Dritter Tag: Unser heutiges Ziel ist rekordverdächtig: Auf der Buchensteinwand in St. Ulrich am Pillersee steht das nach Angaben des Tourismusverbandes Pillerseetal größte begehbare Gipfelkreuz der Welt. Das Jakobskreuz mit einer Höhe von etwa 30 Metern ist schon von weitem zu sehen. Den Kindern zuliebe nehmen wir die Bergbahn, auch wenn wir Älteren gern zu Fuß gegangen wären. Die nötige Bewegung holen wir uns auf den Treppen im Jakobskreuz. Die vier Aussichtsplattformen in 19 Metern Höhe bieten ein grandioses Panorama, auch das Grün des Pillersees ist von hier oben gut zu erkennen. Nur der Wildseelodergipfel, den wir am Vortag erklommen hatten, ist von einer dicken Wolke umhüllt, ansonsten ist beste Sicht.

Vierter Tag: Zum Abschluss gibt’s ein Schmankerl exklusiv für die Buben: Wir fahren in den Erlebnispark Familienland in St. Jakob in Haus. Dort gibt es an die 50 Attraktionen – vom Wasserkarussell über ein Piratenschiff bis zur Raftingbahn. Dazu kommen noch Indoor- und Kletterhalle, falls das Wetter mal nicht mitspielt. Und dann ist da noch ein Superlativ: eine Familien-Achterbahn. Mit 22 Metern ist sie die höchste in ganz Österreich, in der Spitze erreicht sie bis zu 80 km/h. Unsere Kinder machen erst mal einen großen Bogen – die Schreie der Fahrgäste verheißt offenbar nichts Gutes. Aber irgendwann ist die Neugier dann doch größer als der Respekt. Sie nehmen allen Mut zusammen und steigen in den Wagen. Und als es in die Tiefe geht. stimmen auch sie ins allgemeine Gekreische ein. So sieht echte Begeisterung aus.

Und wie war der Urlaub nun so? „Cool“, antworten die Kids. Und, ganz wie die Einheimischen: „Passt scho.“

Das Pillerseetal: Vorteile mit Karte

Anreise: mit dem Auto ab Dresden rund 600 km, per Bahn nach Fieberbrunn (ca. 7,5 h) ab 124 €/Erw. (Hin- und Rückfahrt)

Übernachtung: z.B. Boutique Lodge Fieberbrunn App. für 4 Pers. ab 180 €/Nacht.

Triassic Park Waidring: Eintritt frei, Bergbahn Erw. 22 €/Jug. 19,50€/Kids 12 € (mit Pillerseetal Card kostenlos).

Erlebnispark Familienland: Erw. und Kids ab 1,30m 17,50 € (mit Pillerseetal Card kostenlos).

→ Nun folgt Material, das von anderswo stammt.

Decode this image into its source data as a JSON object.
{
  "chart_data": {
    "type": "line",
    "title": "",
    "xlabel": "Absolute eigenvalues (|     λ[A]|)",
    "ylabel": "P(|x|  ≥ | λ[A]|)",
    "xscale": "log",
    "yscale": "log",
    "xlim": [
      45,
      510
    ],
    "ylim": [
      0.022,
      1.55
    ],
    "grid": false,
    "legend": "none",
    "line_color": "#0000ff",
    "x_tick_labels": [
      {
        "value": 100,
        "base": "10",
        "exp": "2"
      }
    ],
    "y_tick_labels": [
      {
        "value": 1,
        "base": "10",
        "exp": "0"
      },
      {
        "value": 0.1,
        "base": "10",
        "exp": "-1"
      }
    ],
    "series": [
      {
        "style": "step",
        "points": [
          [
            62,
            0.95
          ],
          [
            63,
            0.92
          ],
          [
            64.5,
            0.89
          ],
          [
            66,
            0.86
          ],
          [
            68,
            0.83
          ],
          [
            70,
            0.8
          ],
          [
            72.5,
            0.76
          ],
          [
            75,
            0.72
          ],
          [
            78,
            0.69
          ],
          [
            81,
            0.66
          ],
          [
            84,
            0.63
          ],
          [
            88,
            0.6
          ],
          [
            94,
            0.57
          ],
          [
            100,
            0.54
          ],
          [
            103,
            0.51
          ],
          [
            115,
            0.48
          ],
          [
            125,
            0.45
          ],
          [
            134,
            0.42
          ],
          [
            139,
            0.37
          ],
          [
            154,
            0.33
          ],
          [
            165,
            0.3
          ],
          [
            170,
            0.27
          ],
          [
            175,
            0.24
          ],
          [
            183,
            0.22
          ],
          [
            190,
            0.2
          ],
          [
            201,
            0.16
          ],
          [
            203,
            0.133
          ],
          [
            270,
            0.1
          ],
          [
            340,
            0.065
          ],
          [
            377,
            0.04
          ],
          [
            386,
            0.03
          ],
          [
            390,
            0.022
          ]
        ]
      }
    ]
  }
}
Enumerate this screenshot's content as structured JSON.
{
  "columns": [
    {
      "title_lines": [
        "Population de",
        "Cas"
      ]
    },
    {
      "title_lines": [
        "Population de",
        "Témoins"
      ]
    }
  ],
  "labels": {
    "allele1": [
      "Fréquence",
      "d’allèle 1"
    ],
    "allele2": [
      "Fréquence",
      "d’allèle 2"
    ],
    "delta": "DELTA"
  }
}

Jakobskreuz: Eintritt inkl. Bergbahn Pillersee Erw. 25 €/ Kinder 16 € (mit PillerseeTal Card kostenlos).

PillerseeTal Card: kostenl. Nutzung von Bergbahnen, Bädern, Freizeitangeb. Preise: 4-Tage- Karte Erw. 52 €, Kinder 27 € (mit Gästekarte), erhältl. z. B. im Tourismusverband PillerseeTal

Die Recherche wurde unterstützt vom Tourismusverband Pillerseetal.